In generale, dice Bifo, sono gli operai a determinare il progresso economico e tecnologico tramite una pratica antiproduttivistica – insubordinazione, autolimitazione, assenteismo.
Quando l’operaio inventa un metodo per recuperare tempo, il capitale sfrutta questo metodo, lo industrializza rivoltarglielo contro. La partecipazione dell’operaio alla modificazione del modo di produzione è rovesciata in riduzione continua dei margini di autonomia. Questo è ciò che si chiama furto dell’invenzione operaia.
Tutto ciò, dice Bifo, ha un risvolto negativo per il capitale. Più aumenta la resistenza e la lotta, più l’operaio viene sostituito dalla macchina, più aumenta la composizione organica, e più aumenta la capacità distruttiva del singolo operaio.
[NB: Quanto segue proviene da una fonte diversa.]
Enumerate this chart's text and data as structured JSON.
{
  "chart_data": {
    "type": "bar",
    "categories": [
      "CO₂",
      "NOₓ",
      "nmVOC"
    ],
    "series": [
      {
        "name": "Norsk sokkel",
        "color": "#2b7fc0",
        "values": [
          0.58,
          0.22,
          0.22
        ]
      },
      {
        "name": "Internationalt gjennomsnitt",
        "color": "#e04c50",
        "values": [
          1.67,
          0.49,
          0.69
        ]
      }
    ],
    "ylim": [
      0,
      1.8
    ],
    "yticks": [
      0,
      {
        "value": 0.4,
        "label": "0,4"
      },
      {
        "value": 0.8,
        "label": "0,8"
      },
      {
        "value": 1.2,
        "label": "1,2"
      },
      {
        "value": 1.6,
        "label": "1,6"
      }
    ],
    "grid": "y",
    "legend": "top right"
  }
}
Infine, dice Bifo, l’attacco al lavoro vivo non va confuso con il luddismo. Quando accusano noi operaisti di luddismo commettono un grave errore. Il rifiuto del lavoro non è violenza contro il lavoro morto, difesa dell’occupazione. Tutta questa roba gli operai la lasciano gestire ai sindacati e ai “comunisti”. Il luddismo è tutto il contrario del rifiuto del lavoro; il luddismo è difesa del lavoro, è affermazione del lavoro vivo. Rifiuto del lavoro è una strategia complessiva: No alla civiltà del lavoro di Ulbricht, di Brand, di Mao, di Breznev e di Nixon.